Today is horribly sad. It’s the last day I will ever sit on this couch… gaze out the sliding glass door… hear the whir of the dishwasher… and a million other everyday experiences I have taken for granted the past 3 years.
Isn’t it strange how I’ve never thought about any experience as possibly being the last… until now. My heart is empty and my soul is broken. There are no words to describe exactly what I’m feeling in this moment. Today is the day my life forever changes.
I am having so many emotions and thoughts go through my mind. The- what if’s, the why me, why now, how could I have changed, why didn’t I do this better or that differently, what did I do to deserve this- type of questions.
The truth is simple but not easy to understand: I will never know the answer to any of those questions.
My illnesses (at this point it doesn’t matter what they are) have taken over my life and I am so mad at them. They have taken away my hopes and my dreams, they are changing my life drastically and not in a good way.

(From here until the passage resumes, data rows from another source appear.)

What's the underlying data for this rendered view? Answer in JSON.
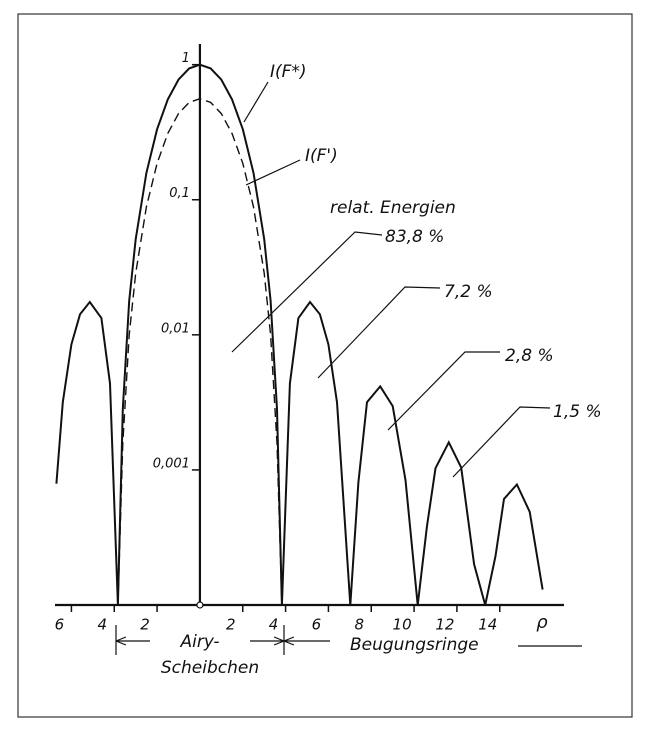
{
  "chart_data": {
    "type": "line",
    "log_y": true,
    "x": [
      -6.7,
      -6.4,
      -6,
      -5.6,
      -5.14,
      -4.6,
      -4.2,
      -3.83,
      -3.6,
      -3.3,
      -3,
      -2.5,
      -2,
      -1.5,
      -1,
      -0.5,
      0,
      0.5,
      1,
      1.5,
      2,
      2.5,
      3,
      3.3,
      3.6,
      3.83,
      4.2,
      4.6,
      5.14,
      5.6,
      6,
      6.4,
      7.02,
      7.4,
      7.8,
      8.42,
      9,
      9.6,
      10.17,
      10.6,
      11,
      11.62,
      12.2,
      12.8,
      13.32,
      13.8,
      14.2,
      14.8,
      15.4,
      16
    ],
    "series": [
      {
        "name": "I(F*)",
        "color": "#111111",
        "dashed": false,
        "values": [
          0.00079,
          0.00317,
          0.0085,
          0.0142,
          0.0175,
          0.0133,
          0.00436,
          0.0001,
          0.00282,
          0.0179,
          0.0511,
          0.158,
          0.333,
          0.553,
          0.775,
          0.939,
          1,
          0.939,
          0.775,
          0.553,
          0.333,
          0.158,
          0.0511,
          0.0179,
          0.00282,
          0.0001,
          0.00436,
          0.0133,
          0.0175,
          0.0142,
          0.0085,
          0.00317,
          0.0001,
          0.00081,
          0.00317,
          0.00415,
          0.00297,
          0.00084,
          0.0001,
          0.00038,
          0.00103,
          0.0016,
          0.00104,
          0.0002,
          0.0001,
          0.00023,
          0.00061,
          0.00078,
          0.00049,
          0.00013
        ]
      },
      {
        "name": "I(F')",
        "color": "#111111",
        "dashed": true,
        "values": [
          null,
          null,
          null,
          null,
          null,
          null,
          null,
          0.0001,
          0.00158,
          0.01,
          0.0286,
          0.0885,
          0.186,
          0.31,
          0.434,
          0.526,
          0.56,
          0.526,
          0.434,
          0.31,
          0.186,
          0.0885,
          0.0286,
          0.01,
          0.00158,
          0.0001,
          null,
          null,
          null,
          null,
          null,
          null,
          null,
          null,
          null,
          null,
          null,
          null,
          null,
          null,
          null,
          null,
          null,
          null,
          null,
          null,
          null,
          null,
          null,
          null
        ]
      }
    ],
    "xlim": [
      -7,
      17
    ],
    "ylim": [
      0.0001,
      2
    ],
    "xticks": [
      {
        "value": -6,
        "label": "6"
      },
      {
        "value": -4,
        "label": "4"
      },
      {
        "value": -2,
        "label": "2"
      },
      2,
      4,
      6,
      8,
      10,
      12,
      14
    ],
    "yticks": [
      1,
      {
        "value": 0.1,
        "label": "0,1"
      },
      {
        "value": 0.01,
        "label": "0,01"
      },
      {
        "value": 0.001,
        "label": "0,001"
      }
    ],
    "xlabel": "ρ",
    "annotations": [
      "relat. Energien",
      "83,8 %",
      "7,2 %",
      "2,8 %",
      "1,5 %",
      "Airy-",
      "Scheibchen",
      "Beugungsringe"
    ]
  }
}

I don’t know how to make any of this into a positive experience. There is nothing positive about having no control over what is happening to me.
I don’t want to leave this place. I don’t want to leave my soulmate, my best friend, the one who vowed to be there with me “through sickness and health”.
I have no choice. I want to scream and beg and plead at the top of my lungs until he wraps me in his arms and tells me everything will be ok. But he won’t, because it’s not going to be ok.